Celia thought that sounded just like John — humouring himself and making other people laugh through the production of his foolery. Like him or hate him, Lennon's ability to entertain came naturally; there was no denying that about him. John managed to entertain those who had no desire to be entertained by him. It seemed like a lifetime ago when he was larking about in the library with his silly thespian performance of Romeo and Juliet. Everyone had flocked around him like a colony of gulls, watching with amusement as he weaved tragedy into comedy. Not everybody had his ability. He possessed an intrinsic wit and comedic disposition that thoroughly captured the laughter of others. At the worst of times, John's humour was acerbic, narrow-minded and just damn right offensive, but when he was clowning around with the intention of making himself the target of laughter, Celia found him rather enjoyable to watch. Even more so, when the humour was for her benefit. Of course Celia wasn't blind to his arrogance and rudeness, but he was funny, and she'd come to realise he was sensitive too. John intrigued, confused and unsettled Celia all at once. Now though, the growing anticipation of coming face-to-face with him was rapidly brewing like a potion in Celia's stomach. Her simmering, bubbling nerves were about to pour over the top of the anatomic cauldron.
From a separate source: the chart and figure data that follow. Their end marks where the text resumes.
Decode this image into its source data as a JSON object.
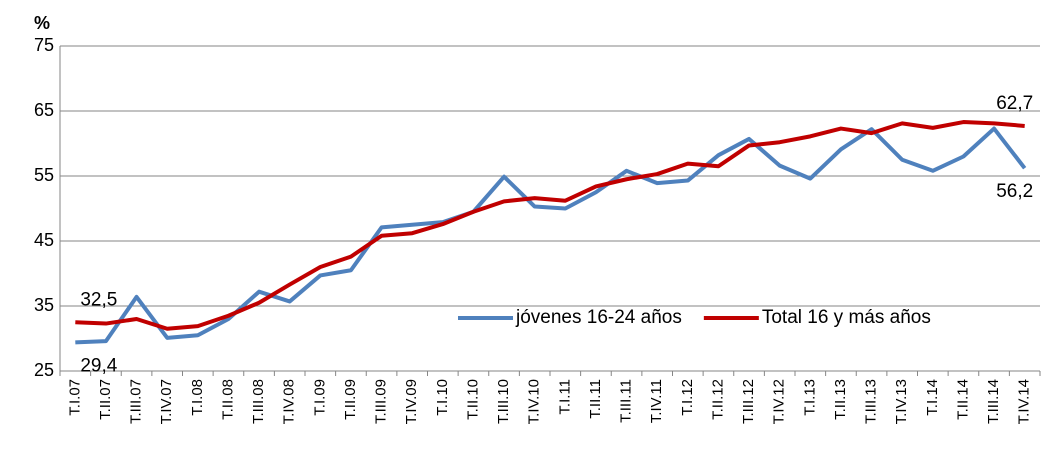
{
  "chart_data": {
    "type": "line",
    "y_label": "%",
    "categories": [
      "T.I.07",
      "T.II.07",
      "T.III.07",
      "T.IV.07",
      "T.I.08",
      "T.II.08",
      "T.III.08",
      "T.IV.08",
      "T.I.09",
      "T.II.09",
      "T.III.09",
      "T.IV.09",
      "T.I.10",
      "T.II.10",
      "T.III.10",
      "T.IV.10",
      "T.I.11",
      "T.II.11",
      "T.III.11",
      "T.IV.11",
      "T.I.12",
      "T.II.12",
      "T.III.12",
      "T.IV.12",
      "T.I.13",
      "T.II.13",
      "T.III.13",
      "T.IV.13",
      "T.I.14",
      "T.II.14",
      "T.III.14",
      "T.IV.14"
    ],
    "series": [
      {
        "name": "jóvenes 16-24 años",
        "color": "#4f81bd",
        "values": [
          29.4,
          29.6,
          36.4,
          30.1,
          30.5,
          33.0,
          37.2,
          35.7,
          39.7,
          40.5,
          47.1,
          47.5,
          47.9,
          49.5,
          54.9,
          50.3,
          50.0,
          52.5,
          55.8,
          53.9,
          54.3,
          58.2,
          60.7,
          56.6,
          54.6,
          59.1,
          62.2,
          57.5,
          55.8,
          58.0,
          62.3,
          56.2
        ],
        "value_labels": [
          "29,4",
          null,
          null,
          null,
          null,
          null,
          null,
          null,
          null,
          null,
          null,
          null,
          null,
          null,
          null,
          null,
          null,
          null,
          null,
          null,
          null,
          null,
          null,
          null,
          null,
          null,
          null,
          null,
          null,
          null,
          null,
          "56,2"
        ]
      },
      {
        "name": "Total 16 y más años",
        "color": "#c00000",
        "values": [
          32.5,
          32.3,
          33.0,
          31.5,
          31.9,
          33.5,
          35.5,
          38.3,
          41.0,
          42.6,
          45.8,
          46.2,
          47.6,
          49.5,
          51.1,
          51.6,
          51.2,
          53.4,
          54.5,
          55.3,
          56.9,
          56.5,
          59.7,
          60.2,
          61.1,
          62.3,
          61.6,
          63.1,
          62.4,
          63.3,
          63.1,
          62.7
        ],
        "value_labels": [
          "32,5",
          null,
          null,
          null,
          null,
          null,
          null,
          null,
          null,
          null,
          null,
          null,
          null,
          null,
          null,
          null,
          null,
          null,
          null,
          null,
          null,
          null,
          null,
          null,
          null,
          null,
          null,
          null,
          null,
          null,
          null,
          "62,7"
        ]
      }
    ],
    "ylim": [
      25,
      75
    ],
    "yticks": [
      25,
      35,
      45,
      55,
      65,
      75
    ],
    "grid": true,
    "legend": "lower right"
  }
}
Julia tapped Celia on the shoulder, jolting her out of her musing. She turned around to face Julia, her face baring an apology.

"Oh, sorry what did you say? I was just..." Thinking about your son and how much I've actually quite missed the stupid git. "Daydreaming."

Julia smiled at Celia and gave a tender squidge of her bicep. "Not to worry, sugar; daydreaming's good for the soul, I always say."

Celia smiled back at her. Oh, how different John's mother was to Celia's own. Nora was set on disapproving her daughters reveries, whilst Julia was standing here encouraging them. It hit Celia with a quick pang of envy—John having the pleasures of being mothered by such a liberal woman, but then that feeling quickly transcended into guilt, for wishing her mother any different to the loving woman she was.